Tasks can be configured with various parameters to control their behavior:

  • task_id: A unique identifier for the task within the DAG.
  • retries: The number of times to retry the task if it fails.
  • retry_delay: The time delay between retries (e.g., timedelta(minutes=5)).
  • execution_timeout: The maximum time a task is allowed to run before being marked as failed.
  • depends_on_past: If set to True, the task will only run if the previous instance of the same task succeeded.
  • trigger_rule: Determines when a task should run based on the state of its upstream tasks (e.g., all_success, all_failed, one_success).
  • email_on_failure / email_on_retry: Whether to send an email notification on failure or retry.
  • params: A dictionary of parameters that can be passed to the task.

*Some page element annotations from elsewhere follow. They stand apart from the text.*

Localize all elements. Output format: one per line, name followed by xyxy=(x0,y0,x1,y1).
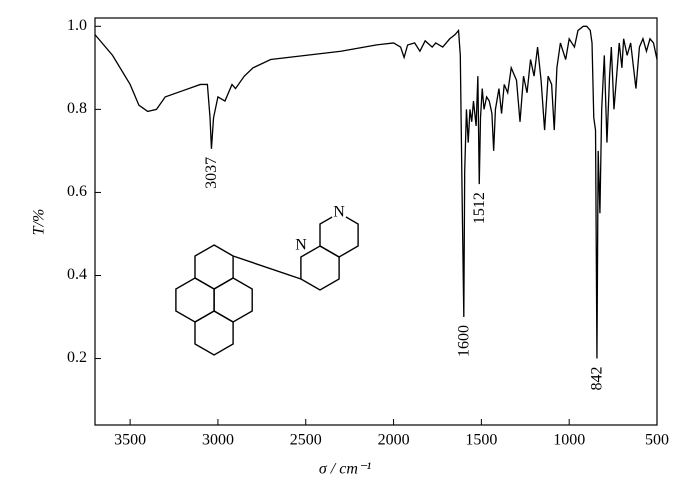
x-tick-label: 3500 xyxy=(114,432,146,449)
spectrum-line xyxy=(94,25,658,359)
peak-annotation: 842 xyxy=(589,367,606,391)
ring xyxy=(194,310,234,356)
ring xyxy=(175,277,215,323)
peak-annotation: 1512 xyxy=(471,192,488,224)
y-tick-label: 0.4 xyxy=(67,266,87,283)
plot-frame xyxy=(94,17,658,426)
atom-label: N xyxy=(333,204,345,221)
x-tick-label: 1000 xyxy=(553,432,585,449)
molecule-structure xyxy=(175,212,359,356)
x-tick-label: 2000 xyxy=(378,432,410,449)
ring xyxy=(194,244,234,290)
y-tick-label: 1.0 xyxy=(67,17,87,34)
y-axis-label: T/% xyxy=(31,209,48,236)
atom-bg xyxy=(331,205,347,221)
x-tick-label: 2500 xyxy=(290,432,322,449)
x-axis-label: σ / cm⁻¹ xyxy=(319,461,371,478)
ring xyxy=(213,277,253,323)
x-tick-label: 1500 xyxy=(465,432,497,449)
atom-bg xyxy=(293,238,309,254)
atom-label: N xyxy=(295,237,307,254)
peak-annotation: 3037 xyxy=(203,157,220,189)
y-tick-label: 0.2 xyxy=(67,349,87,366)
x-tick-label: 500 xyxy=(645,432,669,449)
ring xyxy=(319,212,359,258)
y-tick-label: 0.6 xyxy=(67,183,87,200)
peak-annotation: 1600 xyxy=(455,325,472,357)
bond xyxy=(232,255,302,280)
x-tick-label: 3000 xyxy=(202,432,234,449)
y-tick-label: 0.8 xyxy=(67,100,87,117)
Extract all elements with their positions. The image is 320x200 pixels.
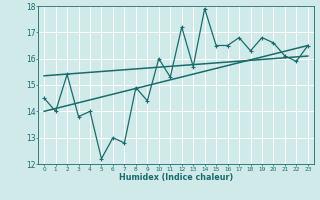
X-axis label: Humidex (Indice chaleur): Humidex (Indice chaleur) (119, 173, 233, 182)
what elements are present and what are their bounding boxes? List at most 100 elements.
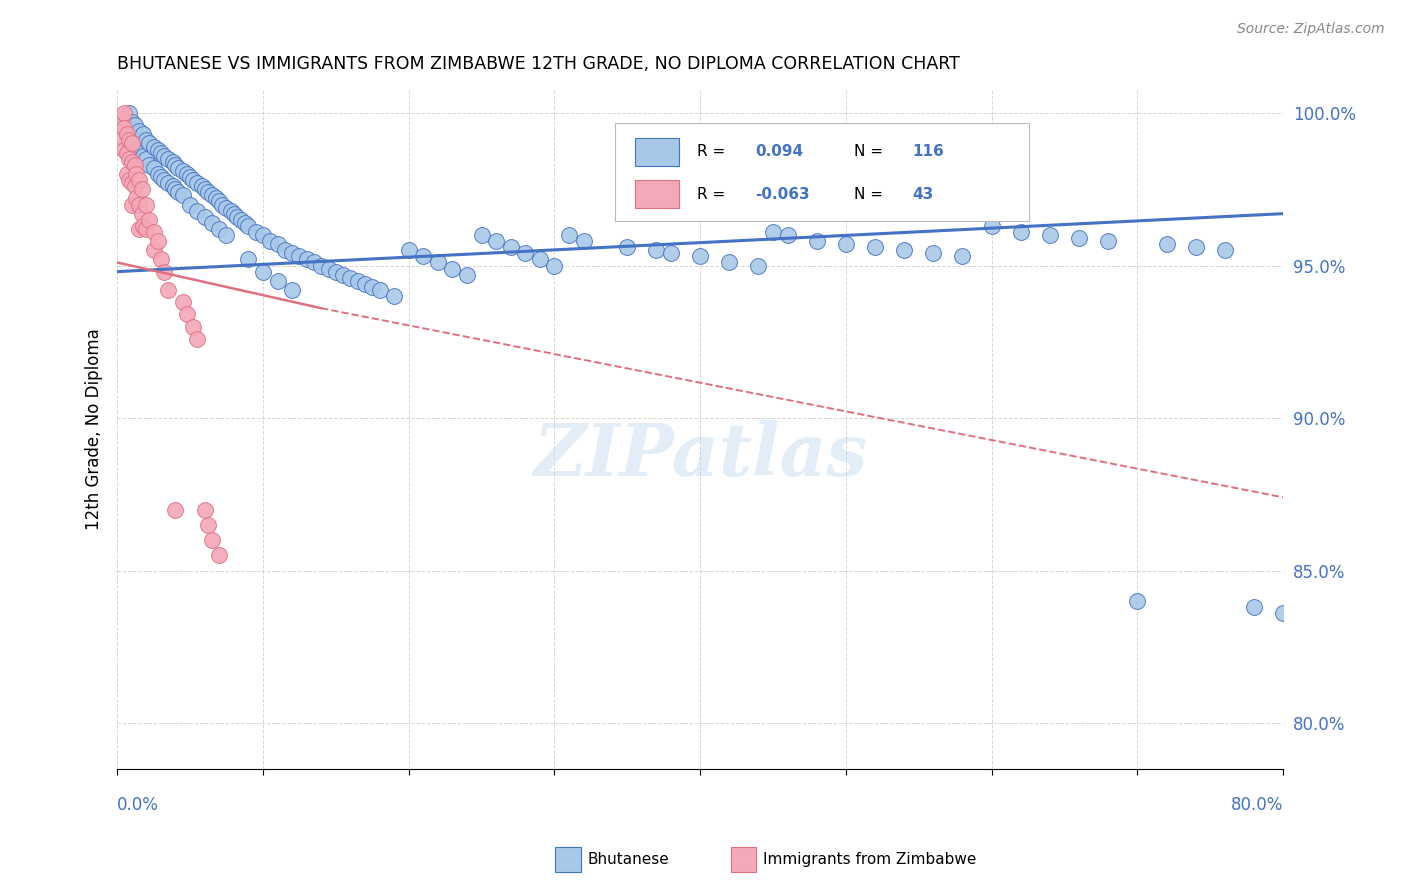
- Point: [190, 179, 212, 194]
- Point: [142, 161, 165, 175]
- Point: [368, 283, 391, 297]
- Text: Source: ZipAtlas.com: Source: ZipAtlas.com: [1237, 22, 1385, 37]
- Point: [162, 154, 184, 169]
- Point: [318, 261, 340, 276]
- Point: [215, 227, 238, 242]
- Point: [153, 173, 176, 187]
- Point: [225, 210, 247, 224]
- Point: [281, 246, 304, 260]
- Point: [485, 234, 508, 248]
- Point: [146, 143, 169, 157]
- FancyBboxPatch shape: [636, 180, 679, 209]
- Point: [153, 149, 176, 163]
- Point: [181, 319, 204, 334]
- Point: [118, 173, 141, 187]
- Text: ZIPatlas: ZIPatlas: [533, 420, 868, 491]
- Point: [1067, 231, 1090, 245]
- Point: [259, 234, 281, 248]
- Text: 43: 43: [912, 186, 934, 202]
- Point: [470, 227, 492, 242]
- Text: R =: R =: [696, 145, 725, 160]
- Point: [146, 234, 169, 248]
- Point: [179, 169, 201, 184]
- Point: [252, 227, 274, 242]
- Point: [149, 145, 172, 160]
- Point: [325, 264, 347, 278]
- Point: [235, 216, 257, 230]
- Point: [121, 136, 143, 151]
- Point: [114, 106, 136, 120]
- Point: [1039, 227, 1062, 242]
- Text: 116: 116: [912, 145, 943, 160]
- Text: R =: R =: [696, 186, 725, 202]
- Point: [149, 169, 172, 184]
- Point: [132, 149, 155, 163]
- Point: [543, 259, 565, 273]
- Point: [157, 283, 180, 297]
- Point: [142, 225, 165, 239]
- Text: N =: N =: [853, 186, 883, 202]
- Point: [167, 186, 190, 200]
- Point: [288, 249, 311, 263]
- Point: [1243, 600, 1265, 615]
- Point: [835, 237, 858, 252]
- Point: [572, 234, 595, 248]
- Point: [117, 167, 139, 181]
- Point: [118, 152, 141, 166]
- Point: [361, 280, 384, 294]
- FancyBboxPatch shape: [636, 137, 679, 166]
- Point: [176, 167, 198, 181]
- Point: [208, 549, 231, 563]
- Point: [208, 194, 231, 209]
- Point: [893, 244, 915, 258]
- Point: [149, 252, 172, 267]
- Point: [186, 176, 208, 190]
- Point: [135, 222, 157, 236]
- Point: [616, 240, 638, 254]
- Point: [645, 244, 668, 258]
- Point: [121, 176, 143, 190]
- Text: Bhutanese: Bhutanese: [588, 853, 669, 867]
- Point: [186, 203, 208, 218]
- Point: [515, 246, 537, 260]
- Point: [124, 158, 146, 172]
- Point: [211, 197, 233, 211]
- Point: [121, 115, 143, 129]
- Point: [153, 264, 176, 278]
- Point: [167, 161, 190, 175]
- Point: [274, 244, 297, 258]
- Point: [194, 210, 217, 224]
- Point: [118, 133, 141, 147]
- Point: [121, 130, 143, 145]
- Point: [205, 191, 228, 205]
- Point: [238, 219, 260, 233]
- Point: [124, 179, 146, 194]
- Point: [117, 145, 139, 160]
- Point: [266, 237, 288, 252]
- Text: 0.094: 0.094: [755, 145, 803, 160]
- Point: [309, 259, 332, 273]
- Point: [398, 244, 420, 258]
- Point: [131, 182, 153, 196]
- Point: [208, 222, 231, 236]
- Point: [252, 264, 274, 278]
- Point: [114, 121, 136, 136]
- Point: [131, 207, 153, 221]
- Point: [125, 191, 148, 205]
- Point: [197, 186, 219, 200]
- Point: [1213, 244, 1236, 258]
- Point: [114, 143, 136, 157]
- Point: [1010, 225, 1032, 239]
- Point: [179, 197, 201, 211]
- Text: 0.0%: 0.0%: [117, 797, 159, 814]
- Point: [125, 167, 148, 181]
- Point: [186, 332, 208, 346]
- Point: [1156, 237, 1178, 252]
- Point: [117, 128, 139, 142]
- Point: [302, 255, 325, 269]
- Point: [806, 234, 828, 248]
- Point: [142, 244, 165, 258]
- Point: [135, 133, 157, 147]
- Point: [157, 152, 180, 166]
- Point: [747, 259, 769, 273]
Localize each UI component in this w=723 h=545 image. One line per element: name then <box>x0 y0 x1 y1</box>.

Tip: Use params to pass dynamic configuration values to your tasks, which can be overridden at runtime.

Task States

Tasks can be in various states during their lifecycle:

  • queued: The task is waiting to be picked up by a worker.
  • running: The task is currently being executed.
  • success: The task completed successfully.
  • failed: The task failed to complete.
  • skipped: The task was skipped (e.g., due to a condition).
  • upstream_failed: An upstream task failed.
  • deferred: The task is waiting for an external event (e.g., in a Triggerer).

Note: Understanding task states is crucial for debugging and monitoring your workflows.

Advanced Task Features

  • Branching: Use operators like BranchPythonOperator to dynamically decide which task to run next.
  • Sensors: Operators that wait for a certain condition to be met before succeeding (e.g., FileSensor, HttpSensor).
  • SubDAGs: Grouping related tasks into a separate DAG. (Note: SubDAGs are often discouraged in favor of TaskGroups for newer Airflow versions.)
  • TaskGroups: A more modern way to visually group tasks in the Airflow UI.

For more detailed information on specific operators and advanced configurations, please refer to the Operators and Hooks Reference.